Through this pseudonymisation and the fact that researchers will often work with hundreds of thousands of data records during their analysis, the chance that a participant could ever theoretically be identified by a researcher is very small. Researchers are not interested in the individual participant; they ‘stay far away’ from the participant when undertaking their research.

However, while far removed from the participant, a researcher is also in many ways very near to them, as the data offers insights into a participant’s health in ways that they wouldn’t be able to discover on their own. The cohort is typically represented as aggregated data, and an individual’s data might only be noticed in aggregate form if it is an outlier (a data point that is very different to other values within a dataset). Outliers are common and can result from errors in the measuring and reporting process. Through using standard data handling procedures, these outlying data points will be transformed in order to ‘clean’ and ‘wrangle’ the data into a form ready for statistical analysis, though the researcher will not look at a individual participant’s data as part of this process.

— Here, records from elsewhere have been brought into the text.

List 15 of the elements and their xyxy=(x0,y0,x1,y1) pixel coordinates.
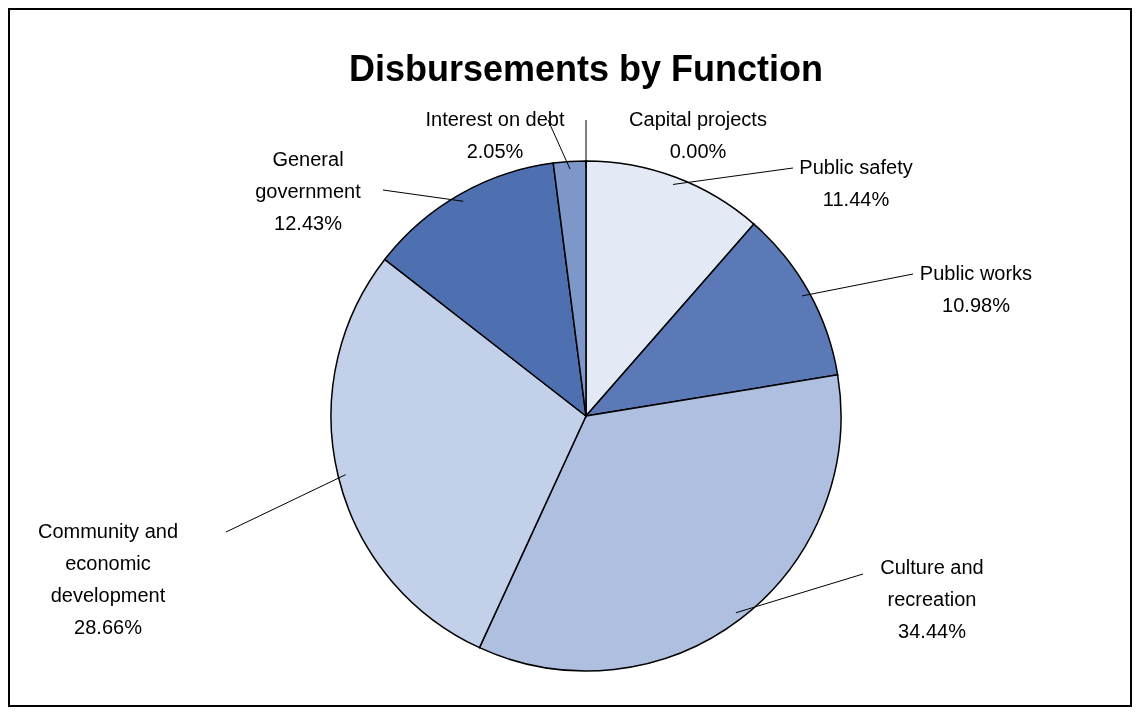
slice-label: Public safety xyxy=(799,156,913,178)
slice-label: Public works xyxy=(919,262,1033,284)
category-label: Capital projects xyxy=(629,108,767,130)
data-label: 10.98% xyxy=(942,294,1011,316)
slice-label: General government xyxy=(255,148,362,202)
data-label: 12.43% xyxy=(274,212,343,234)
data-label: 2.05% xyxy=(466,140,524,162)
chart-title: Disbursements by Function xyxy=(348,48,824,89)
slice-label: Community and economic development xyxy=(37,520,179,606)
data-label: 28.66% xyxy=(74,616,143,638)
data-label: 11.44% xyxy=(822,188,890,210)
data-label: 34.44% xyxy=(898,620,967,642)
slice-label: Culture and recreation xyxy=(880,556,984,610)
text: 0.00% xyxy=(669,140,727,162)
slice-label: Interest on debt xyxy=(425,108,565,130)
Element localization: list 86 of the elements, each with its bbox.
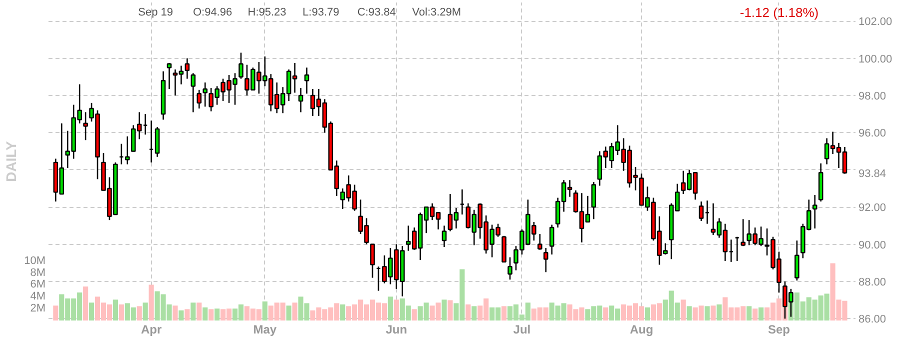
candlestick xyxy=(298,87,304,113)
bar xyxy=(118,304,124,320)
bar xyxy=(83,286,88,320)
x-tick-label: Jul xyxy=(513,322,531,336)
y2-tick-label: 8M xyxy=(30,266,46,279)
annotation: C:93.84 xyxy=(357,6,396,18)
annotation: Sep 19 xyxy=(138,6,174,18)
candlestick xyxy=(812,194,818,230)
bar xyxy=(680,300,686,320)
bar xyxy=(752,308,758,320)
bar xyxy=(388,296,393,320)
bar xyxy=(758,307,764,320)
y2-tick-label: 4M xyxy=(30,290,46,303)
y-tick-label: 100.00 xyxy=(858,53,892,66)
candlestick xyxy=(698,200,704,222)
x-tick-label: Sep xyxy=(768,322,790,336)
bar xyxy=(196,302,202,320)
bar xyxy=(603,307,608,320)
bar xyxy=(142,302,148,320)
candlestick xyxy=(190,72,196,113)
bar xyxy=(472,306,477,320)
bar xyxy=(136,306,142,320)
annotation: H:95.23 xyxy=(248,6,286,18)
candlestick xyxy=(238,52,244,80)
bar xyxy=(286,306,292,320)
annotation: Vol:3.29M xyxy=(412,6,462,18)
y-tick-label: 92.00 xyxy=(858,202,886,214)
bar xyxy=(214,308,220,320)
bar xyxy=(53,306,58,320)
y-tick-label: 86.00 xyxy=(858,314,886,326)
y2-tick-label: 6M xyxy=(30,278,46,291)
y-tick-label: 98.00 xyxy=(858,90,886,102)
bar xyxy=(442,300,447,320)
candlestick xyxy=(166,62,172,90)
bar xyxy=(448,300,453,320)
y-tick-label: 102.00 xyxy=(858,16,892,28)
y-tick-label: 88.00 xyxy=(858,276,886,288)
candlestick xyxy=(370,244,375,278)
bar xyxy=(202,307,208,320)
bar xyxy=(412,309,417,320)
x-tick-label: Aug xyxy=(630,322,654,336)
annotation: L:93.79 xyxy=(302,6,340,18)
bar xyxy=(716,304,722,320)
candlestick xyxy=(543,247,548,273)
y-tick-label: 90.00 xyxy=(858,239,886,252)
y2-tick-label: 2M xyxy=(30,302,46,315)
bar xyxy=(292,302,298,320)
bar xyxy=(644,307,650,320)
bar xyxy=(340,304,346,320)
chart-subtitle: -1.12 (1.18%) xyxy=(740,5,819,20)
bar xyxy=(394,300,399,320)
annotation: O:94.96 xyxy=(192,6,232,18)
candlestick xyxy=(740,218,746,247)
bar xyxy=(148,284,154,320)
y2-tick-label: 10M xyxy=(24,254,46,267)
bar xyxy=(466,304,471,320)
candlestick xyxy=(304,66,310,94)
bar xyxy=(112,300,118,320)
y-tick-label: 96.00 xyxy=(858,128,886,140)
x-tick-label: May xyxy=(253,322,277,336)
y-tick-label: 93.84 xyxy=(858,168,886,180)
bar xyxy=(190,302,196,320)
candlestick xyxy=(184,58,190,80)
candlestick xyxy=(125,136,130,165)
candlestick xyxy=(508,256,512,280)
bar xyxy=(704,306,710,320)
candlestick xyxy=(202,82,208,108)
bar xyxy=(172,306,178,320)
candlestick xyxy=(537,233,542,250)
bar xyxy=(746,306,752,320)
x-tick-label: Jun xyxy=(386,322,408,336)
candlestick xyxy=(549,224,554,256)
bar xyxy=(178,310,184,320)
candlestick xyxy=(591,181,596,220)
candlestick xyxy=(794,240,800,282)
bar xyxy=(208,309,214,320)
x-tick-label: Apr xyxy=(140,322,162,336)
candlestick xyxy=(196,89,202,110)
bar xyxy=(710,306,716,320)
bar xyxy=(89,302,94,320)
bar xyxy=(262,301,268,320)
candlestick xyxy=(83,112,88,141)
bar xyxy=(501,306,507,320)
candlestick xyxy=(442,225,447,248)
bar xyxy=(686,306,692,320)
bar xyxy=(184,309,190,320)
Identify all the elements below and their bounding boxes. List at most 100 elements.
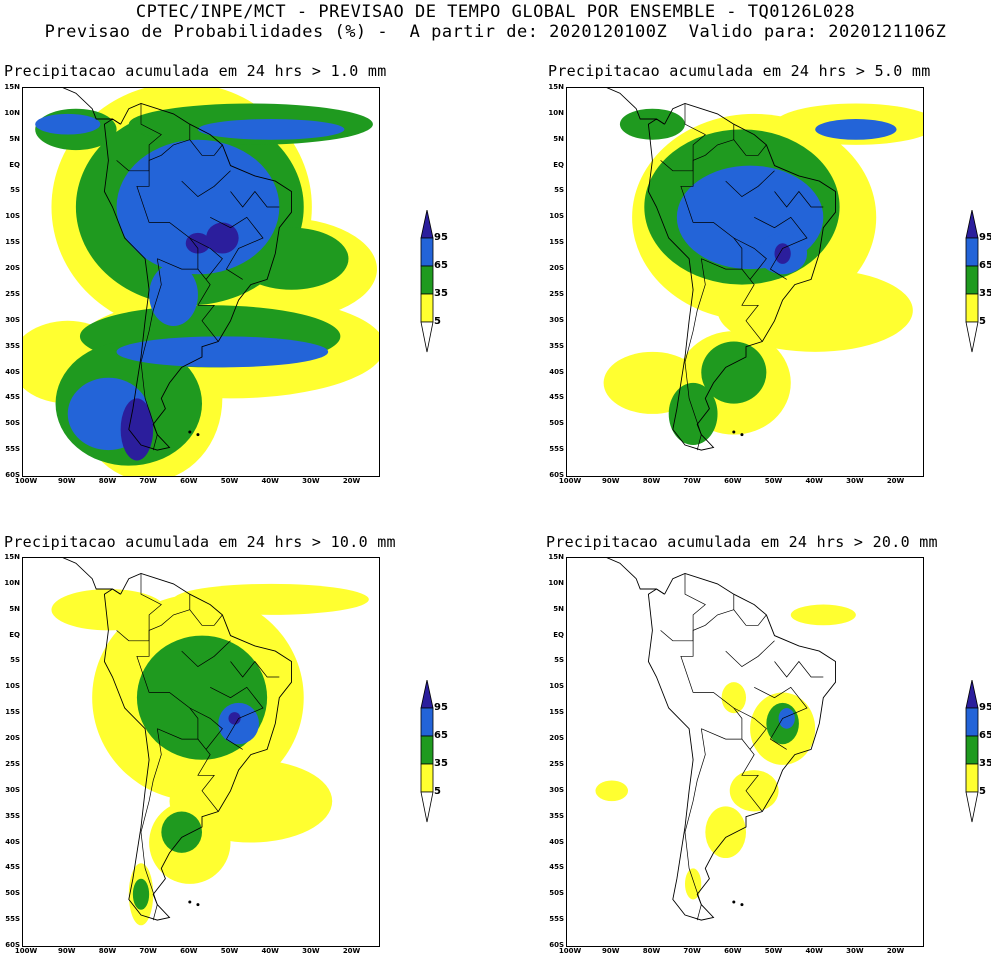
legend-swatch xyxy=(965,321,979,353)
country-border xyxy=(725,640,775,668)
prob-65-95-area xyxy=(815,119,897,140)
legend-label: 65 xyxy=(434,260,448,271)
central-america-coastline xyxy=(62,88,121,125)
lon-tick-label: 100W xyxy=(558,477,582,485)
legend-swatch xyxy=(965,210,979,239)
country-border xyxy=(733,707,767,750)
coastline xyxy=(103,573,292,921)
lon-tick-label: 20W xyxy=(342,947,361,955)
lon-tick-label: 70W xyxy=(683,477,701,485)
panel-title: Precipitacao acumulada em 24 hrs > 20.0 … xyxy=(546,533,938,551)
lat-tick-label: 10N xyxy=(4,108,20,117)
lat-tick-label: 15S xyxy=(5,708,20,717)
probability-legend: 95 65 35 5 xyxy=(965,680,991,825)
country-border xyxy=(684,258,706,451)
lon-tick-label: 80W xyxy=(642,947,661,955)
lon-tick-label: 60W xyxy=(724,947,742,955)
prob-5-35-area xyxy=(51,589,166,631)
legend-swatch xyxy=(420,791,434,823)
island xyxy=(188,430,192,434)
prob-65-95-area xyxy=(197,119,345,140)
central-america-coastline xyxy=(606,558,665,595)
country-border xyxy=(197,738,219,812)
lat-tick-label: 40S xyxy=(5,367,20,376)
lon-tick-label: 80W xyxy=(98,477,117,485)
lat-tick-label: 40S xyxy=(5,837,20,846)
header-line-1: CPTEC/INPE/MCT - PREVISAO DE TEMPO GLOBA… xyxy=(135,2,856,22)
lon-tick-label: 80W xyxy=(98,947,117,955)
lat-tick-label: 60S xyxy=(5,471,20,479)
prob-95-area xyxy=(185,232,211,254)
lat-tick-label: EQ xyxy=(9,630,20,639)
legend-label: 5 xyxy=(979,786,986,797)
prob-5-35-area xyxy=(173,583,369,615)
country-border xyxy=(149,692,199,740)
prob-65-95-area xyxy=(218,702,259,745)
lat-tick-label: 45S xyxy=(549,863,564,872)
legend-label: 65 xyxy=(979,260,991,271)
central-america-coastline xyxy=(606,88,665,125)
prob-65-95-area xyxy=(116,139,280,275)
lat-tick-label: 10N xyxy=(4,578,20,587)
lon-tick-label: 30W xyxy=(302,947,320,955)
lat-tick-label: 50S xyxy=(549,419,564,428)
lon-tick-label: 30W xyxy=(302,477,320,485)
lat-tick-label: 5N xyxy=(9,134,20,143)
lat-tick-label: 5N xyxy=(9,604,20,613)
prob-5-35-area xyxy=(717,269,913,352)
probability-map xyxy=(22,87,380,477)
legend-swatch xyxy=(965,237,979,267)
lat-tick-label: 60S xyxy=(5,941,20,949)
lat-tick-label: 25S xyxy=(549,289,564,298)
country-border xyxy=(733,124,767,156)
lon-tick-label: 50W xyxy=(764,477,783,485)
country-border xyxy=(181,170,231,198)
country-border xyxy=(116,573,162,642)
probability-legend: 95 65 35 5 xyxy=(420,680,448,825)
lat-tick-label: EQ xyxy=(9,160,20,169)
lat-tick-label: 35S xyxy=(549,811,564,820)
lat-tick-label: 60S xyxy=(549,471,564,479)
coastline xyxy=(647,573,836,921)
lon-tick-label: 20W xyxy=(886,477,905,485)
legend-swatch xyxy=(420,265,434,295)
coastline xyxy=(647,103,836,451)
legend-swatch xyxy=(420,293,434,323)
prob-5-35-area xyxy=(684,868,702,900)
legend-swatch xyxy=(965,763,979,793)
prob-65-95-area xyxy=(35,113,101,135)
lat-tick-label: 55S xyxy=(549,915,564,924)
lat-tick-label: EQ xyxy=(553,630,564,639)
lon-tick-label: 50W xyxy=(220,477,239,485)
lon-tick-label: 40W xyxy=(805,947,823,955)
country-border xyxy=(774,660,824,678)
legend-swatch xyxy=(965,791,979,823)
lat-tick-label: 15N xyxy=(4,83,20,91)
country-border xyxy=(754,216,808,280)
prob-35-65-area xyxy=(132,878,150,910)
country-border xyxy=(741,738,763,812)
country-border xyxy=(733,237,767,280)
lon-tick-label: 90W xyxy=(58,477,76,485)
prob-5-35-area xyxy=(729,770,779,812)
legend-label: 5 xyxy=(434,786,441,797)
prob-5-35-area xyxy=(705,806,747,859)
island xyxy=(732,430,736,434)
prob-95-area xyxy=(206,222,239,254)
country-border xyxy=(210,216,264,280)
lat-tick-label: 50S xyxy=(549,889,564,898)
lat-tick-label: 25S xyxy=(5,289,20,298)
country-border xyxy=(197,268,219,342)
lat-tick-label: 5N xyxy=(553,604,564,613)
lat-tick-label: 35S xyxy=(5,811,20,820)
country-border xyxy=(140,728,162,921)
legend-swatch xyxy=(965,707,979,737)
coastline xyxy=(103,103,292,451)
lon-tick-label: 70W xyxy=(139,477,157,485)
lon-tick-label: 20W xyxy=(886,947,905,955)
prob-5-35-area xyxy=(721,682,747,714)
legend-label: 95 xyxy=(979,702,991,713)
legend-label: 35 xyxy=(434,758,448,769)
lon-tick-label: 90W xyxy=(602,947,620,955)
legend-label: 35 xyxy=(979,288,991,299)
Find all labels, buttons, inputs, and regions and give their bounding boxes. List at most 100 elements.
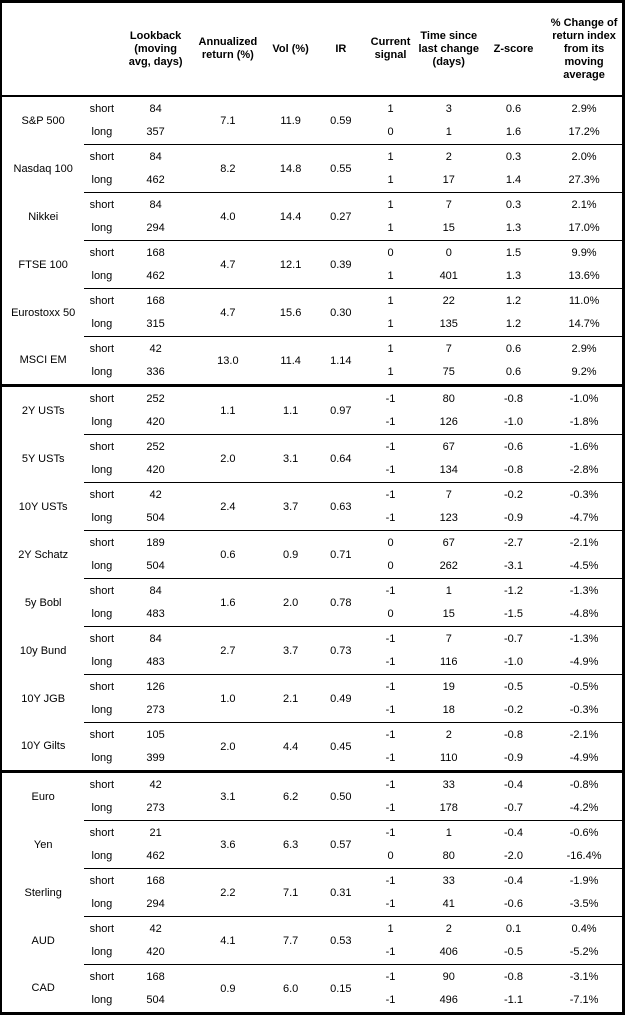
table-row: long 294 1 15 1.3 17.0% [1,216,624,241]
z-score-value: 1.3 [480,264,547,289]
table-row: 10Y USTs short 42 2.4 3.7 0.63 -1 7 -0.2 -0.3% [1,482,624,531]
z-score-value: -2.0 [480,844,547,869]
leg-label-short: short [84,578,120,603]
table-row: 10Y Gilts short 105 2.0 4.4 0.45 -1 2 -0.8 -2.1% [1,722,624,773]
asset-name: 10y Bund [1,626,85,675]
z-score-value: -0.2 [480,482,547,507]
signal-value: -1 [364,868,417,893]
lookback-value: 420 [119,458,192,483]
time-since-change-value: 22 [416,288,481,313]
lookback-value: 462 [119,844,192,869]
vol-value: 7.7 [264,916,318,965]
z-score-value: -0.4 [480,820,547,845]
lookback-value: 504 [119,506,192,531]
signal-value: -1 [364,771,417,797]
signal-value: -1 [364,940,417,965]
ir-value: 0.50 [317,771,365,821]
signal-value: -1 [364,410,417,435]
leg-label-long: long [84,168,120,193]
z-score-value: -0.2 [480,698,547,723]
table-row: AUD short 42 4.1 7.7 0.53 1 2 0.1 0.4% [1,916,624,965]
z-score-value: 1.2 [480,312,547,337]
asset-name: S&P 500 [1,96,85,145]
z-score-value: -0.8 [480,964,547,989]
time-since-change-value: 15 [416,216,481,241]
table-row: MSCI EM short 42 13.0 11.4 1.14 1 7 0.6 2.9% [1,336,624,387]
table-row: long 462 0 80 -2.0 -16.4% [1,844,624,869]
asset-name: Nikkei [1,192,85,241]
z-score-value: 0.3 [480,192,547,217]
pct-change-value: -0.6% [546,820,624,845]
ir-value: 0.27 [317,192,365,241]
asset-name: CAD [1,964,85,1014]
leg-label-long: long [84,264,120,289]
lookback-value: 252 [119,434,192,459]
leg-label-short: short [84,434,120,459]
ir-value: 0.59 [317,96,365,145]
asset-name: 10Y JGB [1,674,85,723]
table-row: long 273 -1 178 -0.7 -4.2% [1,796,624,821]
ir-value: 0.63 [317,482,365,531]
leg-label-long: long [84,988,120,1014]
time-since-change-value: 401 [416,264,481,289]
annualized-return-value: 7.1 [191,96,265,145]
vol-value: 15.6 [264,288,318,337]
header-row: Lookback (moving avg, days) Annualized r… [1,1,624,97]
table-row: long 315 1 135 1.2 14.7% [1,312,624,337]
leg-label-long: long [84,940,120,965]
pct-change-value: -4.9% [546,746,624,773]
signal-value: 0 [364,554,417,579]
annualized-return-value: 1.0 [191,674,265,723]
leg-label-long: long [84,120,120,145]
z-score-value: -1.0 [480,410,547,435]
time-since-change-value: 7 [416,192,481,217]
time-since-change-value: 7 [416,482,481,507]
signal-value: 1 [364,96,417,121]
table-row: Sterling short 168 2.2 7.1 0.31 -1 33 -0.4 -1.9% [1,868,624,917]
time-since-change-value: 406 [416,940,481,965]
lookback-value: 42 [119,916,192,941]
z-score-value: -0.4 [480,868,547,893]
leg-label-short: short [84,820,120,845]
signal-value: 1 [364,288,417,313]
asset-name: Euro [1,771,85,821]
time-since-change-value: 17 [416,168,481,193]
z-score-value: -0.8 [480,722,547,747]
lookback-value: 84 [119,626,192,651]
z-score-value: 0.6 [480,96,547,121]
leg-label-short: short [84,385,120,411]
signal-value: -1 [364,698,417,723]
lookback-value: 483 [119,602,192,627]
leg-label-long: long [84,602,120,627]
vol-value: 12.1 [264,240,318,289]
leg-label-long: long [84,216,120,241]
ir-value: 0.64 [317,434,365,483]
pct-change-value: 2.0% [546,144,624,169]
table-row: long 420 -1 406 -0.5 -5.2% [1,940,624,965]
pct-change-value: 9.9% [546,240,624,265]
time-since-change-value: 2 [416,916,481,941]
lookback-value: 84 [119,144,192,169]
z-score-value: -0.9 [480,506,547,531]
col-header-pct-change: % Change of return index from its moving… [546,1,624,97]
lookback-value: 273 [119,698,192,723]
z-score-value: 0.3 [480,144,547,169]
z-score-value: -1.2 [480,578,547,603]
table-row: FTSE 100 short 168 4.7 12.1 0.39 0 0 1.5 9.9% [1,240,624,289]
z-score-value: -1.0 [480,650,547,675]
z-score-value: 0.6 [480,336,547,361]
signal-value: 0 [364,120,417,145]
table-row: long 504 0 262 -3.1 -4.5% [1,554,624,579]
ir-value: 0.15 [317,964,365,1014]
z-score-value: -3.1 [480,554,547,579]
pct-change-value: -7.1% [546,988,624,1014]
annualized-return-value: 3.6 [191,820,265,869]
pct-change-value: 11.0% [546,288,624,313]
table-row: Yen short 21 3.6 6.3 0.57 -1 1 -0.4 -0.6% [1,820,624,869]
pct-change-value: 13.6% [546,264,624,289]
lookback-value: 420 [119,940,192,965]
signal-value: -1 [364,988,417,1014]
lookback-value: 84 [119,192,192,217]
annualized-return-value: 13.0 [191,336,265,387]
time-since-change-value: 80 [416,385,481,411]
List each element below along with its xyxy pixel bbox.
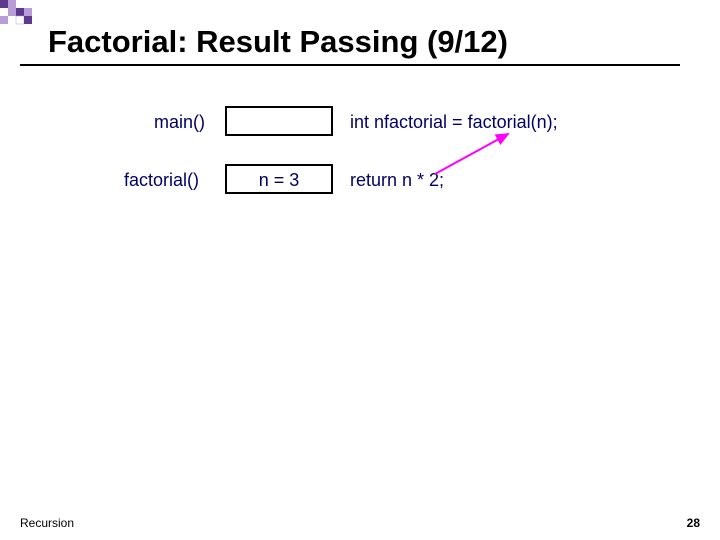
box-main [225,106,333,136]
page-number: 28 [687,516,700,530]
func-label-factorial: factorial() [124,170,199,191]
title-underline [20,64,680,66]
slide-title: Factorial: Result Passing (9/12) [48,24,508,60]
content-area: main() int nfactorial = factorial(n); fa… [20,100,700,216]
func-label-main: main() [154,112,205,133]
footer-label: Recursion [20,516,74,530]
logo-icon [0,0,48,30]
arrow-return [0,0,720,540]
row-factorial: factorial() n = 3 return n * 2; [20,158,700,216]
code-main: int nfactorial = factorial(n); [350,112,558,133]
code-factorial: return n * 2; [350,170,444,191]
row-main: main() int nfactorial = factorial(n); [20,100,700,158]
box-factorial: n = 3 [225,164,333,194]
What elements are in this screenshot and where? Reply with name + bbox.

I chose to represent the cohort using more standard representations of data (a 3D scatterplot) to highlight the ‘data is data’ viewpoint of the researcher. Here, the issue of an outlying individual within the dataset is resolved through ‘trimming’ the outlier down to size (representing the data ‘wrangling’ process) and setting it to one side. I was drawn to using a blunt approach to represent the removal of an outlier to reinforce how for the researcher the individual data point is secondary to the ‘cleanliness’ of the aggregated cohort dataset.